On the streets of Istanbul, the construction of the new airport, located near the confluence ofthe Bosporus and the Black Sea, is a contentious issue. The project is part of President Erdogan’s ambitious infrastructure development project that he hopes will bolster Turkey’s position in regional and global markets. And with Turkish Cargo growing at an impressive rate over the last decade, increased air connectivity is central to this plan.
Some opponents in Turkey are alarmed at the ecological impact, while others object to it’s the project’s hefty US$11 billion price tag.
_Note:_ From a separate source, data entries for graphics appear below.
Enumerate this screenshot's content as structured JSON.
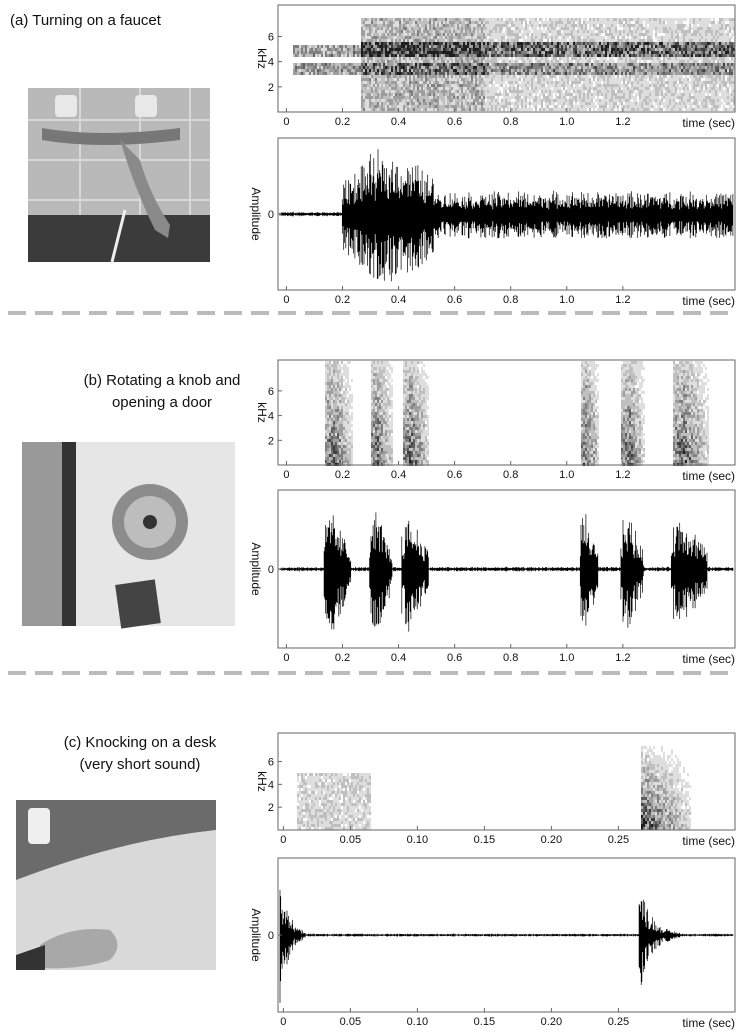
{
  "panels": [
    {
      "title": [
        "(a) Turning on a faucet"
      ],
      "spectrogram": {
        "y_label": "kHz",
        "x_label": "time (sec)",
        "xlim": [
          -0.03,
          1.6
        ],
        "xticks": [
          0,
          0.2,
          0.4,
          0.6,
          0.8,
          {
            "value": 1,
            "label": "1.0"
          },
          1.2
        ],
        "ylim": [
          0,
          8.5
        ],
        "yticks": [
          2,
          4,
          6
        ]
      },
      "waveform": {
        "y_label": "Amplitude",
        "x_label": "time (sec)",
        "xlim": [
          -0.03,
          1.6
        ],
        "xticks": [
          0,
          0.2,
          0.4,
          0.6,
          0.8,
          {
            "value": 1,
            "label": "1.0"
          },
          1.2
        ],
        "ylim": [
          -1,
          1
        ],
        "yticks": [
          0
        ]
      }
    },
    {
      "title": [
        "(b) Rotating a knob and",
        "opening a door"
      ],
      "spectrogram": {
        "y_label": "kHz",
        "x_label": "time (sec)",
        "xlim": [
          -0.03,
          1.6
        ],
        "xticks": [
          0,
          0.2,
          0.4,
          0.6,
          0.8,
          {
            "value": 1,
            "label": "1.0"
          },
          1.2
        ],
        "ylim": [
          0,
          8.5
        ],
        "yticks": [
          2,
          4,
          6
        ]
      },
      "waveform": {
        "y_label": "Amplitude",
        "x_label": "time (sec)",
        "xlim": [
          -0.03,
          1.6
        ],
        "xticks": [
          0,
          0.2,
          0.4,
          0.6,
          0.8,
          {
            "value": 1,
            "label": "1.0"
          },
          1.2
        ],
        "ylim": [
          -1,
          1
        ],
        "yticks": [
          0
        ]
      }
    },
    {
      "title": [
        "(c) Knocking on a desk",
        "(very short sound)"
      ],
      "spectrogram": {
        "y_label": "kHz",
        "x_label": "time (sec)",
        "xlim": [
          -0.004,
          0.337
        ],
        "xticks": [
          0,
          0.05,
          {
            "value": 0.1,
            "label": "0.10"
          },
          0.15,
          {
            "value": 0.2,
            "label": "0.20"
          },
          0.25
        ],
        "ylim": [
          0,
          8.5
        ],
        "yticks": [
          2,
          4,
          6
        ]
      },
      "waveform": {
        "y_label": "Amplitude",
        "x_label": "time (sec)",
        "xlim": [
          -0.004,
          0.337
        ],
        "xticks": [
          0,
          0.05,
          {
            "value": 0.1,
            "label": "0.10"
          },
          0.15,
          {
            "value": 0.2,
            "label": "0.20"
          },
          0.25
        ],
        "ylim": [
          -1,
          1
        ],
        "yticks": [
          0
        ]
      }
    }
  ]
}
Recently, a representative for the airport’s operator, IGA, detailed the scope of the tentatively named Istanbul New Airport’s air cargo capacity. Regardless of the costs, the new airport is set to reconfigure both the Turkish and regional air cargo market.
At the close of the first quarter of 2016, Daily Sabah announced that 25 percent of construction was complete, with $2.02 billion spent along the way. During the first phase of construction, IGA has announced that work is underway on a Cargo/Logistics center over an area of 1.4 million square meters. During later phases of expansion, these facilities will be expanded to 1.6 million square meters.
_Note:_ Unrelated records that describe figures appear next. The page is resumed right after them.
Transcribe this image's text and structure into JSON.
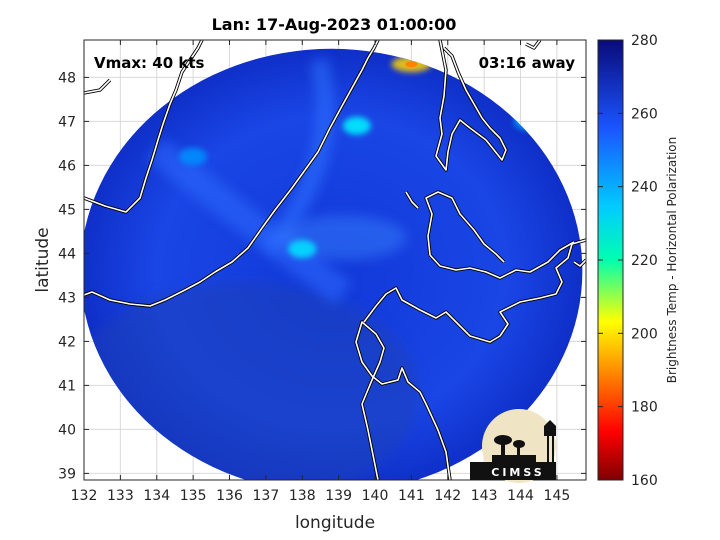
{
  "chart_data": {
    "type": "heatmap",
    "title": "Lan: 17-Aug-2023 01:00:00",
    "xlabel": "longitude",
    "ylabel": "latitude",
    "xlim": [
      132,
      145.8
    ],
    "ylim": [
      38.85,
      48.85
    ],
    "xticks": [
      132,
      133,
      134,
      135,
      136,
      137,
      138,
      139,
      140,
      141,
      142,
      143,
      144,
      145
    ],
    "yticks": [
      39,
      40,
      41,
      42,
      43,
      44,
      45,
      46,
      47,
      48
    ],
    "grid": true,
    "annotations": {
      "vmax": "Vmax: 40 kts",
      "distance": "03:16 away"
    },
    "colorbar": {
      "label": "Brightness Temp - Horizontal Polarization",
      "range": [
        160,
        280
      ],
      "ticks": [
        160,
        180,
        200,
        220,
        240,
        260,
        280
      ],
      "colormap": "jet"
    },
    "swath": {
      "center": [
        138.8,
        43.6
      ],
      "radius_lon": 6.9,
      "radius_lat": 5.05
    },
    "features": [
      {
        "lon": 141.0,
        "lat": 48.3,
        "value": 200
      },
      {
        "lon": 138.0,
        "lat": 44.1,
        "value": 238
      },
      {
        "lon": 135.0,
        "lat": 46.2,
        "value": 248
      },
      {
        "lon": 139.5,
        "lat": 46.9,
        "value": 236
      },
      {
        "lon": 144.2,
        "lat": 47.0,
        "value": 246
      }
    ]
  },
  "logo": {
    "text": "CIMSS"
  }
}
In March 2015, DHL signed a memorandum of understanding to take over 200,000 square meters to offer express cargo services at the airport. IGA is currently in negotiations with other national and international firms. The annual reversible cargo capacity for the first phase will be maximum 5.5 million tonnes. In its final form, the Cargo/Logistics center could handle up to 6 million tonnes of capacity.
The facility will be large enough for more than 30 widebody freighters to park simultaneously. IGA also stressed that the area will be far from passenger terminals and entrances, with airside service tunnels running under runways and taxiways.